My sister is an RN at a busy hospital in Houston, but she works in a surgical unit, and all elective surguries have been put off until further notice by the Governor of Texas. So, there is very little going on in her unit. She was sent home without pay for now.

She has a ton of seniority, so the hospital is finding things for her to do for one or two days a week That keeps all her benefits active. She is also fortunate that she is probably amoung the highest paid nurses in Houston, due to her experience and the nature of her work. So, she'll be fine. She's not used to being at home for days on end.

Some of her peers are younger, and have kids at home. They need the money to get by.

CD
 
My sister is an RN at a busy hospital in Houston, but she works in a surgical unit, and all elective surguries have been put off until further notice by the Governor of Texas. So, there is very little going on in her unit. She was sent home without pay for now.
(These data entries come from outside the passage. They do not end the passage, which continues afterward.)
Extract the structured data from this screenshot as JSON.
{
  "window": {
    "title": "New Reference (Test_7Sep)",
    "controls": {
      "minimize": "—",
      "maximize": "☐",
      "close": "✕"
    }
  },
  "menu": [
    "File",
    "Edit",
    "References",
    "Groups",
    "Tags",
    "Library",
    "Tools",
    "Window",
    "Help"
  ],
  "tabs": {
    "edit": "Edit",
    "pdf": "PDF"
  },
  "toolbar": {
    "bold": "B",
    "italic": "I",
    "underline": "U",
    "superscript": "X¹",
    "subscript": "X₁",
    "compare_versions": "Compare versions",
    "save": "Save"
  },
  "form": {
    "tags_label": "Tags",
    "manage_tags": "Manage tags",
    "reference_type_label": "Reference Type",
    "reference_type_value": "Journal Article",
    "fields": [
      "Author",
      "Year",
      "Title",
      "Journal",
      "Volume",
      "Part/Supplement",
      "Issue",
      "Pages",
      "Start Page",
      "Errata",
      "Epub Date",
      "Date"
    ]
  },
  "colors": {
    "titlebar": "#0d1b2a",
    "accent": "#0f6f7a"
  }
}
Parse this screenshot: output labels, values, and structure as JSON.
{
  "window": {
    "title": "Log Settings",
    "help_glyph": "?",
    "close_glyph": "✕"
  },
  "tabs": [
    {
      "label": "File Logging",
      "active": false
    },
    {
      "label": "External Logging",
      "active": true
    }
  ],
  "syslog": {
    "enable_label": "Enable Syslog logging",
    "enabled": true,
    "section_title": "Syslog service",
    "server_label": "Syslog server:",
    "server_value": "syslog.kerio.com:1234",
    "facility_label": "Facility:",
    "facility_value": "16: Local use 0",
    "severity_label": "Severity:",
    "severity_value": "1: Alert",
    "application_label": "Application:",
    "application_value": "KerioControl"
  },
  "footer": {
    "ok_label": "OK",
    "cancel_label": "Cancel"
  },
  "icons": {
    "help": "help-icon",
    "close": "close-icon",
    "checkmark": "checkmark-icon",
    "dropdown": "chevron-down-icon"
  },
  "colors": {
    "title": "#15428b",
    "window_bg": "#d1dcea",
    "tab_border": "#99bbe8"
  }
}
She has a ton of seniority, so the hospital is finding things for her to do for one or two days a week That keeps all her benefits active. She is also fortunate that she is probably amoung the highest paid nurses in Houston, due to her experience and the nature of her work. So, she'll be fine. She's not used to being at home for days on end.

Some of her peers are younger, and have kids at home. They need the money to get by.

CD
It is weird. We went to our doctor's surgery this morning to pick up a prescription. Apparently, dispensing prescriptions is all thats keeping them busy. Where have all the sick folks gone?